Supporting that research is the equally alarming statistic that 7.9 per cent of people calling the Gambling Problem helpline are considering suicide when they pick up the phone.

The harm caused by gambling in New Zealand - personally, financially and on communities - has risen to such a significant issue that from next week it officially becomes a prime health issue. From July 1, the Health Ministry will take over responsibility for funding and co-ordinating problem gambling services from the Problem Gambling Committee, a body made up of representatives of the gambling industry and problem gambling services.

A 1999 Department of Internal Affairs study conservatively estimated that between 22,000 and 50,000 people had some form of gambling problem.

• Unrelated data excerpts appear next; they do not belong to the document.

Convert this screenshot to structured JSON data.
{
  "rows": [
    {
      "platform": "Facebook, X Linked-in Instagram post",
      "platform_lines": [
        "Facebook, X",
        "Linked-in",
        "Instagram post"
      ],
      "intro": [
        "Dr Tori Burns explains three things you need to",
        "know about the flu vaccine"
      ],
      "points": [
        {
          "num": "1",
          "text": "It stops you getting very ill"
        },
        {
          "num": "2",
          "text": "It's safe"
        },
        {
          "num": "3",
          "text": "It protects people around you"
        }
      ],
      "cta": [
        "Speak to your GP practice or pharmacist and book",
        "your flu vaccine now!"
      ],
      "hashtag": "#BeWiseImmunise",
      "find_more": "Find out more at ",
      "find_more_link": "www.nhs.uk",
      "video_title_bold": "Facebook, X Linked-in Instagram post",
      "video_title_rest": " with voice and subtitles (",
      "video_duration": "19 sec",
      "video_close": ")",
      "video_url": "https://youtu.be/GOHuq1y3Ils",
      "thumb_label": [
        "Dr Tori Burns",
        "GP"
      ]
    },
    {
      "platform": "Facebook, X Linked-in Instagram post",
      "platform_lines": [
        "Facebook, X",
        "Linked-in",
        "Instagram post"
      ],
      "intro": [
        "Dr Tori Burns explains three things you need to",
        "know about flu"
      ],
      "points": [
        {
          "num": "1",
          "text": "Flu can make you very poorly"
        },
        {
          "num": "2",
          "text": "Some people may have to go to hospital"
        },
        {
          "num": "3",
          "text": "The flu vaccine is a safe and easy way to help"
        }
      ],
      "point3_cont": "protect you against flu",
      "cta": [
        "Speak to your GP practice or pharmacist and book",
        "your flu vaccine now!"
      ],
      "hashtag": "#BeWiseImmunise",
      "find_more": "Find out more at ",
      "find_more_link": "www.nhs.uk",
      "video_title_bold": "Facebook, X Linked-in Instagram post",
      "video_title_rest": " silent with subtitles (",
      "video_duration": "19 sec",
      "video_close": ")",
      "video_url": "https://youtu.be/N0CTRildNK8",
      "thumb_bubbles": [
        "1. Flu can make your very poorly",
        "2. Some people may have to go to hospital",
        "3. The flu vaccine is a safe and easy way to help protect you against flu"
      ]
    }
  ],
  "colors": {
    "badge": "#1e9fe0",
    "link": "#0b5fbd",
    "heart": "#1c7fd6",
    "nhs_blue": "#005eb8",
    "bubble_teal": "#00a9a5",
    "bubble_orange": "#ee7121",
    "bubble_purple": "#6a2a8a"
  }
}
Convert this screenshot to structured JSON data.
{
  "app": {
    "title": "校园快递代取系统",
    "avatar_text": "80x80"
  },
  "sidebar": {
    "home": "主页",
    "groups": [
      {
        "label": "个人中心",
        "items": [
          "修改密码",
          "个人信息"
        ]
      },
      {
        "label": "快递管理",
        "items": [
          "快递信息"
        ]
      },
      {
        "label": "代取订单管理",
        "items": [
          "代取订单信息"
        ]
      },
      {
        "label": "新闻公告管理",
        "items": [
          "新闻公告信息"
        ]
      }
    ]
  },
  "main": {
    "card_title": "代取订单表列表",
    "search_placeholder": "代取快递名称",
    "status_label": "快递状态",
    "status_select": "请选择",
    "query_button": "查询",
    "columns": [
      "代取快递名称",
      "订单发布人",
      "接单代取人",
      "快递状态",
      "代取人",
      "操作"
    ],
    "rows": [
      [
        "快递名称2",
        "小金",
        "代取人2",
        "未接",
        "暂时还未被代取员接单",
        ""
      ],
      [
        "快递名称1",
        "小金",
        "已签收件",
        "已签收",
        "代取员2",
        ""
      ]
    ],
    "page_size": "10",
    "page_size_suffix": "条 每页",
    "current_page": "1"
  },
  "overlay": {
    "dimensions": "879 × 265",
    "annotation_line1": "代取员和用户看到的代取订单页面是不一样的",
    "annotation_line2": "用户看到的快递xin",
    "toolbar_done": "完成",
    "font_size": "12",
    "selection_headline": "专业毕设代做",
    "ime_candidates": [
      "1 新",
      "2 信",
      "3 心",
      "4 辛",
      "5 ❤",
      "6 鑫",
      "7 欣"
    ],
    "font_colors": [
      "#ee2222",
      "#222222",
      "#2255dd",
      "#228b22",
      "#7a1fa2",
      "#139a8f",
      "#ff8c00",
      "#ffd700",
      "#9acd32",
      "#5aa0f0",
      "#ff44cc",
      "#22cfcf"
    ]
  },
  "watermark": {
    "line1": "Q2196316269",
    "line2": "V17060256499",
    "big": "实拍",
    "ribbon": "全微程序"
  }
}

Most problematic of all are non-casino gaming machines - those operated by the gaming trusts in pubs and clubs from sports to RSAs. The five CGA trusts - Lion Foundation, NZ Community Trust, Scottwood Group, Castle Group and the Southern Trust - are in the company of 656 societies or clubs with more than 22,700 pokies in more than 2000 venues.

Eighty-three per cent of people calling the gambling helpline say their main form of gambling is non-casino pokies.

While pokie numbers increased from 7700 10 years ago to today's 22,734, other gambling activity has also increased significantly over that time. Six casinos have opened, the Lotteries Commission started offering new products such as Daily Keno and Powerball, and the TAB introduced sports betting and selling its products over the internet.

Unsurprisingly, the number of people seeking help has matched the growth in betting options. New callers to the Gambling Problem Helpline have more than doubled in the past six years, with 4644 new callers in 2003. The number receiving personal counselling had almost tripled to 2467 by 2002, from 890 in 1997.

Maori have shown the largest increase in people seeking help, and like some bizarre equality contest women with gambling problems have increased by more than 300 per cent to equal men.

What do they spend to enrich the pubs, clubs, gaming machine suppliers and community groups?

In 2002/03, gamblers lost almost $1.9 billion - $941million on non-casino gaming machines.

According to Internal Affairs, gaming machine operators spent $315 million of that $941 million on administration and operating costs.

Some people are hitting the jackpot day after day. But it's definitely not the gamblers and, despite impressions to the contrary, it doesn't appear to be communities either.